Chez eux, cet homme était un invisible. On ne le remarquait pas, on ne le touchait pas, on ne le sentait pas, excepté lorsque vous l’approchiez de trop prés. Il fallait être nez à nez face à lui pour en connaitre l’existence réelle.
Certes Ce couple en avait apprécié, jusqu’ici l’utilité, sans imaginer une seule seconde qu’il était doué de raison et de conscience.
Ce type avait deux bras, deux jambes. Il usait si peu de la parole qu’ils avaient cru qu’il était une machine, un ustensile bien pratique, un aspirateur ou un balai infatigable.
Tout deux l’observaient exercer son activité sur les marches d’escaliers chassant la poussière avec nonchalance.
John, lui, étudiait l’individu
Jasmine, elle, le regardait amusée et gênée à la fois, pouffant, retenant par moments, ce rire anglican truffé de pitié et de dédain.
John aimait ce rire, et plus particulièrement l’effet qu’il avait sur le visage de Jasmine. Il lui donnait un éclat.
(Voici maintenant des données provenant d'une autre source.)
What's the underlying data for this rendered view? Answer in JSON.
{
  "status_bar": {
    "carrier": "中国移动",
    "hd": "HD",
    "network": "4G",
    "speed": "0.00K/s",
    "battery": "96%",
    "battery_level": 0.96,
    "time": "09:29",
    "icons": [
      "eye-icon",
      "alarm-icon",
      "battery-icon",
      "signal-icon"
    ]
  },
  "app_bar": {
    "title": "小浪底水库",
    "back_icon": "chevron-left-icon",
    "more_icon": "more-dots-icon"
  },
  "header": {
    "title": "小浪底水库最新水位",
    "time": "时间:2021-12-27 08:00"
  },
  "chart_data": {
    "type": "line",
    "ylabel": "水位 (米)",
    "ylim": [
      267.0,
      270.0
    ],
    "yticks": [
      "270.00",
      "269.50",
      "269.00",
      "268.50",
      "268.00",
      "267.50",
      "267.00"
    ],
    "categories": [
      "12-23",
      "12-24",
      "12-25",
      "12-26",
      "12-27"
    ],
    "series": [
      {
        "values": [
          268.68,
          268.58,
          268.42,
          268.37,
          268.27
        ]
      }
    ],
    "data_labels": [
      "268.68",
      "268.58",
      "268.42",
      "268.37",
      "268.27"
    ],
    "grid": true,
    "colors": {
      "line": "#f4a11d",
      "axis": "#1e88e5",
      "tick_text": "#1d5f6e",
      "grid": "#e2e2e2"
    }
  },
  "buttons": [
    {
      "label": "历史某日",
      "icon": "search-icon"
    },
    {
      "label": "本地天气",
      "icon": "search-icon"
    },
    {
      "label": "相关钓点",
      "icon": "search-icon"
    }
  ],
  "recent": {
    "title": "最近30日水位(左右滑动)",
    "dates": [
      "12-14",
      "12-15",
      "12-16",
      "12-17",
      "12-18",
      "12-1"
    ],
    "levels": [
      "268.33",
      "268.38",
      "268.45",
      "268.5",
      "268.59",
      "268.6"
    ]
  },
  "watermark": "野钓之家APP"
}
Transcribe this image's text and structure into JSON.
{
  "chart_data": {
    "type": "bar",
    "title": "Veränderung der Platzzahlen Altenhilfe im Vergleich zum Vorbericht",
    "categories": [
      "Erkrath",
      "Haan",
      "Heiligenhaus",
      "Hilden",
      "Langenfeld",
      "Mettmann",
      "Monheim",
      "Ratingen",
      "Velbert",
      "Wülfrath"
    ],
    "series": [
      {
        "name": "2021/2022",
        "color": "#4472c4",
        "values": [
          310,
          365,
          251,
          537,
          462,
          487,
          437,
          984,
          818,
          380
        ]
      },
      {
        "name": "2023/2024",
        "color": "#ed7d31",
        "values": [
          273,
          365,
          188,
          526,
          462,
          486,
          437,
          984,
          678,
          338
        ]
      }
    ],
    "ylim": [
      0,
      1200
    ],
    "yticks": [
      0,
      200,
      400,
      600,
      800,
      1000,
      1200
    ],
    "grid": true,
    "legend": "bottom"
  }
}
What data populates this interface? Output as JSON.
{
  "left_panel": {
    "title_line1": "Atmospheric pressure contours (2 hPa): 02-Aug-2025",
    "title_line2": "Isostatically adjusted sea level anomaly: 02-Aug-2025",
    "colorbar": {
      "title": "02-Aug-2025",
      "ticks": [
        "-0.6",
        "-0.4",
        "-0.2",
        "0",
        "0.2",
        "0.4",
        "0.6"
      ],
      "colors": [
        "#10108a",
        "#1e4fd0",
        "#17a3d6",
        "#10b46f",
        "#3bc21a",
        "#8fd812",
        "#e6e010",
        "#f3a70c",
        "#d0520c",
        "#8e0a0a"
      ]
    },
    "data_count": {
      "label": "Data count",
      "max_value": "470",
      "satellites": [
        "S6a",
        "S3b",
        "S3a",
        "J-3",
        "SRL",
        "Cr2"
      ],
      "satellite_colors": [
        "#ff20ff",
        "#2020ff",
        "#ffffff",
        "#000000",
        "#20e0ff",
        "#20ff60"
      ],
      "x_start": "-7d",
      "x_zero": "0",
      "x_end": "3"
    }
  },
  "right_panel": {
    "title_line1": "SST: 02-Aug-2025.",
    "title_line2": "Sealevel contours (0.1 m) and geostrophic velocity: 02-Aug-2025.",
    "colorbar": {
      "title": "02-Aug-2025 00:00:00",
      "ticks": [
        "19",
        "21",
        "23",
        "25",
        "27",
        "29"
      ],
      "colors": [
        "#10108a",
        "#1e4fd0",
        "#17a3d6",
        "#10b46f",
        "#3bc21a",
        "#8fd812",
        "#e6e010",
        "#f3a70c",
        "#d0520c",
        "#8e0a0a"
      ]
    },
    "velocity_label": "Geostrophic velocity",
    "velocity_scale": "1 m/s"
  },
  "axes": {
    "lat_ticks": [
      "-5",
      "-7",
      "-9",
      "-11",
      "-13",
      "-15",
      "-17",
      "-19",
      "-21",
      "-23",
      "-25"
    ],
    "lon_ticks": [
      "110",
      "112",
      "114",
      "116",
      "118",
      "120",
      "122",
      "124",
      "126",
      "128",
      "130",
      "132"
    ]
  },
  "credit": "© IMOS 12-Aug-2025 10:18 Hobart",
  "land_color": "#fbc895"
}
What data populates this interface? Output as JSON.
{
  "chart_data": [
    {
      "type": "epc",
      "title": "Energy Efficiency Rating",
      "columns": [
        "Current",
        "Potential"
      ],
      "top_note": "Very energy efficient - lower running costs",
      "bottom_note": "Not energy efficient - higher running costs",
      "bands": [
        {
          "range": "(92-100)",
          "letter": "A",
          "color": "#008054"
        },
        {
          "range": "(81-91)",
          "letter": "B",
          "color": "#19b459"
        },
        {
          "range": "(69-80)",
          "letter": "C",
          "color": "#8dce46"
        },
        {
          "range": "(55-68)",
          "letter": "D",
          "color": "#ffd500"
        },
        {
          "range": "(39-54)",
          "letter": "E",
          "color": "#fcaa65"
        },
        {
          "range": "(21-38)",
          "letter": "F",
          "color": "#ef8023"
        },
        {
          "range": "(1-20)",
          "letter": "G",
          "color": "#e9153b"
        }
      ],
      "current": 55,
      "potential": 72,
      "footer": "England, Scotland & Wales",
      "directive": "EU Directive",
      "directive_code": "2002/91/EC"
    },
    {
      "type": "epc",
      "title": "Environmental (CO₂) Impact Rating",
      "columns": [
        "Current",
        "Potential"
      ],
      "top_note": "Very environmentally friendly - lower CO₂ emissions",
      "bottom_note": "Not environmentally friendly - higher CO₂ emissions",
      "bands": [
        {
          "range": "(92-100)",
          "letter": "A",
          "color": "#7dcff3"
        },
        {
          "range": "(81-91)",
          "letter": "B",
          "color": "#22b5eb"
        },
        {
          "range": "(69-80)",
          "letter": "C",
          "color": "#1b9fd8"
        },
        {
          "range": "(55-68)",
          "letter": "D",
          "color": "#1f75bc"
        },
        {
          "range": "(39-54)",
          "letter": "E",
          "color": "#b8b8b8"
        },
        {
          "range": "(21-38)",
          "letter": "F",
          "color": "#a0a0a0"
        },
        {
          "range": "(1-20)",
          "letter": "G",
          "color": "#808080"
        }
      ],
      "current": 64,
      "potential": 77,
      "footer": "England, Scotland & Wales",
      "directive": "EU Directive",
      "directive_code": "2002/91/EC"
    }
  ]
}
Plus elle riait, plus elle était jeune à ses yeux et apte à la consommation de son désir.
Ils ne formaient plus un jeune attelage, mais une vieille association presque fripée. John doutait de sa viabilité quant au petit matin, il constatait les dégâts du temps sur Jasmine.
A chaque lever de soleil, il se posait la question à lui-même : « comment ai-je fait pour coucher encore avec elle ? »
La lumière du jour rendait à Jasmine la vérité sur son corps : un amas de chair irrémédiablement prisonnier de la pesanteur. John n’avait rien à lui envier, le sien était tout aussi répugnant. Contrairement aux hommes de sa condition qui, eux, collectionnaient les maîtresses, lui ne pouvait plus en avoir. Les belles changeaient de trottoir en l’apercevant.
Alors faute de mieux, il continuait son histoire avec Jasmine en essayant de convoquer à sa mémoire ce qui la rendait toujours comestible.
Le souvenir était un déclencheur d’amour incroyablement puissant, au point de modifier l’aspect physique de celle pour qui John avait parfois de l’affection.
Aussi gardait-il près de lui une photo de Jasmine jeune, une photo ou elle riait à pleines dents.
Son rire, la seule chose qui n’avait pas bougé chez elle depuis tout ce temps. Plus il le regardait, plus il l’aimait.
John aurait voulu embrasser le balayeur, lui témoigner sa gratitude, lui dire aussi : « merci, merci de l’avoir fait rire » Mais en Inde, on ne touchait pas les domestiques, surtout ceux-là.
Au fond du couloir, une voix grave retentit : « Vich Nouille, la chambre des Bracford c’est pour aujourd’hui ou pour demain !!! ».
Vich Nouille… Le balayeur, l’invisible avait donc un nom.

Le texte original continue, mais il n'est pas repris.